If only a prince and his smiles were all that troubled Hesina for the rest of that long, long day.

Instead, the moment they made it back to the encampment, Akira started vomiting blood.

“Just an adverse reaction,” he gurgled, raising a red-smeared hand as if to hold their concern at bay. Hesina shouted for the guard who’d apprenticed as a healer, and Sanjing’s people pressed in to help, but Akira waved them all off. “Water…will do.”

If water was the cure, Hesina would bring an ocean to him. But there were no oceans, or rivers, or streams. There weren’t even any full waterskins; it took combining three to fill one. By the time she ran to Akira with it, he had already started a fire at the pit and was reducing sticks to charcoal. Calmly, as if his hands weren’t shaking, he tipped the charcoal into the waterskin. Hesina watched, chest locked, as he drank. She waited, breath held, as he frowned at his bloodstained hanfu skirt. She blinked, pulse slowing, as Akira proceeded to use the rest of his lifesaving concoction to rinse the cloth out.

Hesina lost it. “Why did you do it?” she snapped as Akira wrung his hanfu. She snatched the cloth from his hands when he didn’t reply. “You could have died!”
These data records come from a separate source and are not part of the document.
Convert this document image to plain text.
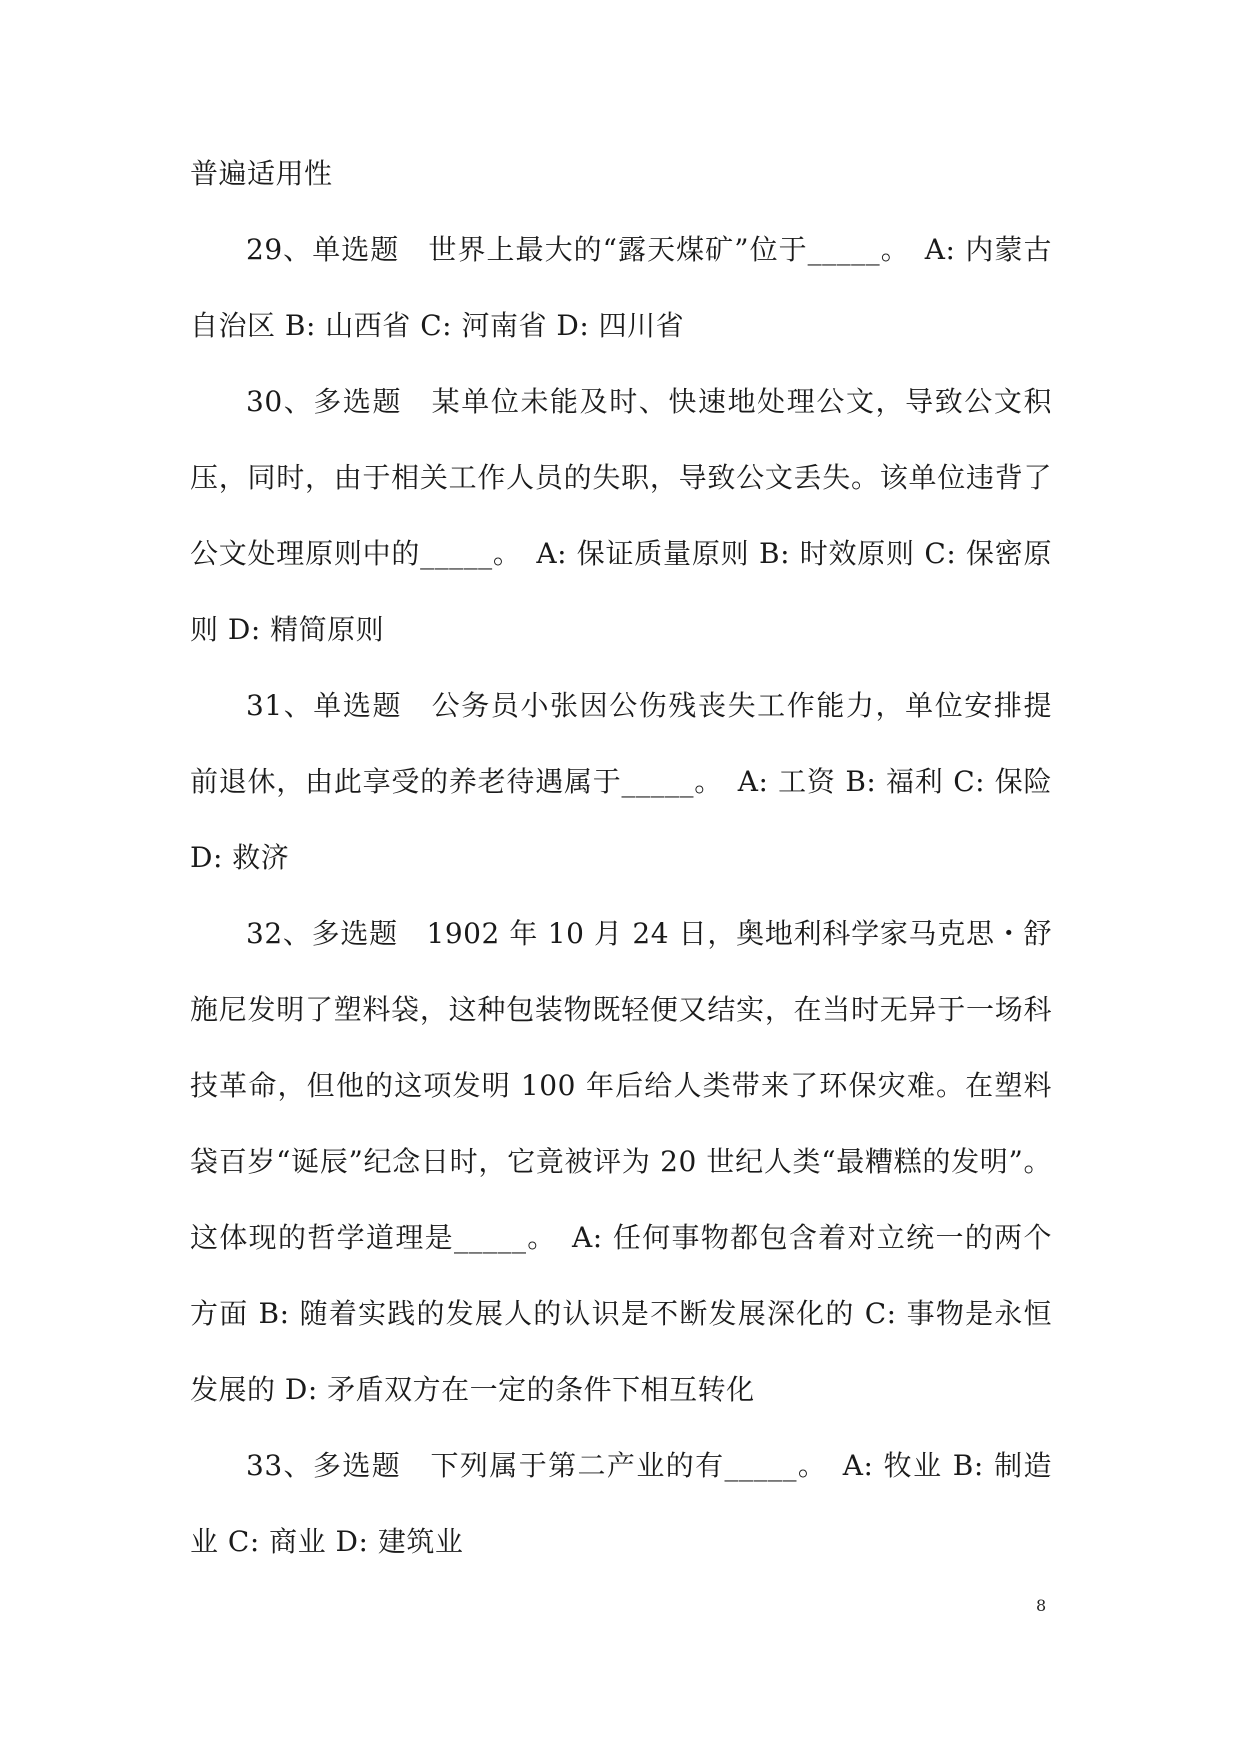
普遍适用性

29、单选题　世界上最大的“露天煤矿”位于_____。　A: 内蒙古自治区 B: 山西省 C: 河南省 D: 四川省

30、多选题　某单位未能及时、快速地处理公文，导致公文积压，同时，由于相关工作人员的失职，导致公文丢失。该单位违背了公文处理原则中的_____。　A: 保证质量原则 B: 时效原则 C: 保密原则 D: 精简原则

31、单选题　公务员小张因公伤残丧失工作能力，单位安排提前退休，由此享受的养老待遇属于_____。　A: 工资 B: 福利 C: 保险 D: 救济

32、多选题　1902 年 10 月 24 日，奥地利科学家马克思・舒施尼发明了塑料袋，这种包装物既轻便又结实，在当时无异于一场科技革命，但他的这项发明 100 年后给人类带来了环保灾难。在塑料袋百岁“诞辰”纪念日时，它竟被评为 20 世纪人类“最糟糕的发明”。这体现的哲学道理是_____。　A: 任何事物都包含着对立统一的两个方面 B: 随着实践的发展人的认识是不断发展深化的 C: 事物是永恒发展的 D: 矛盾双方在一定的条件下相互转化

33、多选题　下列属于第二产业的有_____。　A: 牧业 B: 制造业 C: 商业 D: 建筑业

8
Her throat stung, and she wasn’t even the one who’d eaten sand. Akira blinked. She’d startled him for a change, and he looked…young, with his eyes wide, the spread of his pupils black as ink.

Then his face closed. “Unlikely.”

She shook her head. “Who are you?”

He rose and tugged his hanfu free. “Someone queens shouldn’t get close to.”

He made for the horses, and only the pain in Hesina’s side stopped her from throwing her hands into the air. Princes. Brothers. Ex-convicts. Everyone was utterly maddening. She glared at Akira’s back when they started to ride, a detail that didn’t escape Sanjing’s attention.

“I see you’ve expanded your entourage,” said her brother as he pulled up beside her. “At least this one has a spine.”

The not-so-subtle jab at Caiyan might have gotten to Hesina if this day hadn’t already. “His name is Akira,” she said coolly, then paused. Sanjing was returning to the imperial city so that they could make a joint announcement on the cessation of Yan-Kendi’an aggressions. She wouldn’t be able to hide the trial from him there. “And he’s my representative.”

She summarized the last two months, her hands clenched around the reins. She braced herself when she finished, but Sanjing was uncharacteristically silent.

“So the people think the Kendi’ans killed our father,” he finally said.

“And sooths,” Hesina added quietly. “Because of the vanishing villages. And, well…because of your scout.”

“My scout.”

“Yes. He came to my coronation and said the soothsayers were working with the Kendi’ans.” And he hadn’t been lying. They were—against their will as slaves.

“Where is he now?” asked Sanjing.

Hesina didn’t answer.

Sanjing wheeled his stallion in front of hers. For the first time since their reunion, she saw the chips and cracks in his bone laminar. “Where is he, Sina?”